Le capital-risque nous est vendu comme le modèle d'investissement qui nourrit l'innovation dans la Silicon Valley. Il fait l'envie de la planète. Il est pourtant porteur d'une opposition profonde entre l'intérêt de l'investisseur et celui de l'entrepreneur. A ce titre, il mérite d'être remis en question.
Récapitulons.
La stratégie des capital-risqueurs suit un scénario bien connu. Ils acquièrent un pourcentage du capital d'une entreprise (equity) en fonction du montant de leur investissement. L'objectif des investisseurs est clairement établi dès le premier jour : récupérer leur mise multipliée par le facteur le plus élevé possible, à travers l'un de deux scenarii de « sortie » :
- le rachat de l'entreprise
- ou son introduction en Bourse.
Dans les deux cas, l'intérêt essentiel de l'investisseur est que l'entreprise atteigne aussi rapidement que possible une valorisation aussi élevée que possible. Pourtant, dans notre monde régit par la loi de puissance, ces scénarii sont l'exception à la règle.
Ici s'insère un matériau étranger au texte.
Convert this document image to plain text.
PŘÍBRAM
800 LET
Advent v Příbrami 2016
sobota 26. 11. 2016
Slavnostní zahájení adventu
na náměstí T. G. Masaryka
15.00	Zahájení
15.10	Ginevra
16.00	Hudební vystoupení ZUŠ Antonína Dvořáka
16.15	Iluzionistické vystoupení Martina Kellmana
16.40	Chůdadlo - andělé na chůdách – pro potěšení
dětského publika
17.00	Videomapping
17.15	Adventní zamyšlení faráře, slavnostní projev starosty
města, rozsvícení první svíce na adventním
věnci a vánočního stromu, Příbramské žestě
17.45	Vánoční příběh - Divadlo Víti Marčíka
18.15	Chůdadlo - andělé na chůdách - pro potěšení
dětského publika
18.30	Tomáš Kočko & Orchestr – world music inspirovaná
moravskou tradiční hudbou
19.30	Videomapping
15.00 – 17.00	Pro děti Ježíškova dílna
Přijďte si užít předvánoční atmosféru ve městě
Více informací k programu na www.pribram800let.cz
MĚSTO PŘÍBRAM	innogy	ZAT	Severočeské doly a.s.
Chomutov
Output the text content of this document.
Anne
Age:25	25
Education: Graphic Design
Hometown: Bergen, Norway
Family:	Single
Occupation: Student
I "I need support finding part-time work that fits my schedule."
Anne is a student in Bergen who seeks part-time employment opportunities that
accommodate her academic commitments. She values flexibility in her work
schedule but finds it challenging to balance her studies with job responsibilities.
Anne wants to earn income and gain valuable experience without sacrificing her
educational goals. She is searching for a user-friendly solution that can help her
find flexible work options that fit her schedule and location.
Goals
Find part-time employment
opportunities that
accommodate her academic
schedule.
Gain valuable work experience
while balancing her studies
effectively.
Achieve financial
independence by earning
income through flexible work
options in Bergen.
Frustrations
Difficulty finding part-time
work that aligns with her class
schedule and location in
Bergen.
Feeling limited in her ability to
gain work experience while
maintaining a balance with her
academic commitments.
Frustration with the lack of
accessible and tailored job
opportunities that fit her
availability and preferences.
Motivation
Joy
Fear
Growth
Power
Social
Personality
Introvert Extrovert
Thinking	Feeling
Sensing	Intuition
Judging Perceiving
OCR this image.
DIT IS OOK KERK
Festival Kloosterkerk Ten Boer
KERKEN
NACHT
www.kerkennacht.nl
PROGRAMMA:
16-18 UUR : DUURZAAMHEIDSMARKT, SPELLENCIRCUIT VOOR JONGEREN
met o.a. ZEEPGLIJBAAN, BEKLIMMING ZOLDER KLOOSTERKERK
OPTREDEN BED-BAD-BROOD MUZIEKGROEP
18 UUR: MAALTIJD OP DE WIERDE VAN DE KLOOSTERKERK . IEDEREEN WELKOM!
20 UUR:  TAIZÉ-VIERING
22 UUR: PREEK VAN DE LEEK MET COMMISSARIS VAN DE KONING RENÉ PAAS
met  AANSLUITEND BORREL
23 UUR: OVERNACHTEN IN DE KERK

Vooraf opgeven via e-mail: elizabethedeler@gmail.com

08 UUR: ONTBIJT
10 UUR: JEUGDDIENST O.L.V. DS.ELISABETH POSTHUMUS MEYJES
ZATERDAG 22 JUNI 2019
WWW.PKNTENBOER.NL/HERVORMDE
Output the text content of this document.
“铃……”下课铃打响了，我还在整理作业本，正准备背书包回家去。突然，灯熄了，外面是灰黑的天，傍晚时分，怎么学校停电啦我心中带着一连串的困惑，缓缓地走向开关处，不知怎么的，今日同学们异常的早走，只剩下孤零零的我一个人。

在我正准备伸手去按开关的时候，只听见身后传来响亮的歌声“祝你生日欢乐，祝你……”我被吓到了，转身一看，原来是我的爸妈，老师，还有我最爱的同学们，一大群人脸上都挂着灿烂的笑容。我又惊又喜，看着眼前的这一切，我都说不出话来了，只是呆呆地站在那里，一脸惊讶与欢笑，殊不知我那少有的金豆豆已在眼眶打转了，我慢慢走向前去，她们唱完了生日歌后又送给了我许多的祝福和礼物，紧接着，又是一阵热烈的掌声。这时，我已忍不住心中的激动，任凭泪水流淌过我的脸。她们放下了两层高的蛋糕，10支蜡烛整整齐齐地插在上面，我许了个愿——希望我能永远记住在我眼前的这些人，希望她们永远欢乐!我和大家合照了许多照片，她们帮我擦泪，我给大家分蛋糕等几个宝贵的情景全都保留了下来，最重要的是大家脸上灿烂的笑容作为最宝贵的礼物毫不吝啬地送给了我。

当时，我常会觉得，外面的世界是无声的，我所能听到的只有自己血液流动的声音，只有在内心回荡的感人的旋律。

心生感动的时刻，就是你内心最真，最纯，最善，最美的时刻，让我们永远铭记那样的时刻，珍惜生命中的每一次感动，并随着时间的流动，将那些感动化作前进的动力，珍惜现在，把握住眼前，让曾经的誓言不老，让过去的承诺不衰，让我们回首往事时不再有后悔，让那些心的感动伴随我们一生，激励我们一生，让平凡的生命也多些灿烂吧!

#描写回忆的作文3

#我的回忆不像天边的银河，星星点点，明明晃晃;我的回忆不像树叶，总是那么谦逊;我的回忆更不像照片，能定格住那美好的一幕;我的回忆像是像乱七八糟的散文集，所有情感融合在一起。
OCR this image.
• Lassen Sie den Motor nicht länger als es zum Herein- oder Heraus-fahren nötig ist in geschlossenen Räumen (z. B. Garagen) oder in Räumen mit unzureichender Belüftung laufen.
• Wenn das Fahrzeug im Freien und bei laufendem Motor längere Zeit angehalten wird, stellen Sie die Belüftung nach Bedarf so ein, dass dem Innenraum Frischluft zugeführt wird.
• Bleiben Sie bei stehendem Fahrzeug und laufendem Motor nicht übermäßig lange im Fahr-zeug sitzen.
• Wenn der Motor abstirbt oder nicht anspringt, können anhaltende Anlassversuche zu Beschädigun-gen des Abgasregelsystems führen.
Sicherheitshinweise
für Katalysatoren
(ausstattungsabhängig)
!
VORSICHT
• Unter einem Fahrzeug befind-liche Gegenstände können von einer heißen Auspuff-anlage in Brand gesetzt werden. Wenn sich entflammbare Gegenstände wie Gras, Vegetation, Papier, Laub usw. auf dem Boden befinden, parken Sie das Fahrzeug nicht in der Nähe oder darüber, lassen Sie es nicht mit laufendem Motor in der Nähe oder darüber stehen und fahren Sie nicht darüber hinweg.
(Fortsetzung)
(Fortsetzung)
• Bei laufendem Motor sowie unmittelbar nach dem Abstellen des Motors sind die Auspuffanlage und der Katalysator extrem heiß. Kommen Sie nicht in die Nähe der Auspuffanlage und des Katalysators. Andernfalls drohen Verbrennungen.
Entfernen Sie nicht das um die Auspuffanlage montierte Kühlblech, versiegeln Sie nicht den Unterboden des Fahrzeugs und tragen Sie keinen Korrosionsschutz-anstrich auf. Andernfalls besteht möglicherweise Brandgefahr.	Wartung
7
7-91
De son côté, l'entrepreneur a deux intérêts prioritaires, selon la définition Melcion : contrôler sa destinée et se frotter à des défis afin de les relever. Dans ce contexte, il peut vivre bien et se sentir pleinement réalisé même si sa société n'est jamais rachetée et ne s'introduit jamais en Bourse. Il peut s'estimer même très satisfait si sa société fait partie de ces « belles boîtes » qui tournent tranquillement, innovent et progressent sans faire grand bruit, tout en rémunérant correctement propriétaires, dirigeants et employés.
Pour l'investisseur en equity de type capital-risqueur, la « belle boîte » tranquille est un cauchemar. Elle signifie que son investissement est bloqué. Il n'aura donc de cesse de forcer sa vente avec une clause de premier servi (clause de liquidité préférentielle) où l'investisseur va prétendre récupérer sa mise (voir sa plus value minimum) avant de partager le solde selon la géographie du capital. C'est donc un cas, plutôt probable, où l'investisseur a un clair conflit d'intérêt avec l'entrepreneur qu'il prétend aider.
Et si l'entreprise est un peu moins prospère mais suffisamment pour l'entrepreneur, il est des cas extrêmes, dans la Silicon Valley, où les investisseurs iront même jusqu'à causer sa fermeture et payer un opérateur pour garantir que rien ne restera derrière, une dissolution sans trace (un peu comme le personnage de Jean Reno dans Leon de Luc Besson). Il serait malvenu, en effet, qu'un petit futé rachète les actifs (propriété intellectuelle, équipe, basé de clients etc.) et en fasse meilleur usage, seul moyen de démontrer une incompétence de l'investisseur.
Un solution consensuelle :
Pour les investisseurs qui affirment épouser rigoureusement les intérêts des entrepreneurs, il est temps de mettre l'accent sur une alternative avantageuse au modèle de l'equity : la dette structurée. Dans ce modèle, les intérêts ne sont pas calculés en fonction du montant du prêt. Il peut s'agir, par exemple, d'un pourcentage du chiffre d'affaires. Quelle que soit la métrique négociée entre l'entrepreneur et l'investisseur, elle est incorporée dans le modèle d'affaire de l'entreprise.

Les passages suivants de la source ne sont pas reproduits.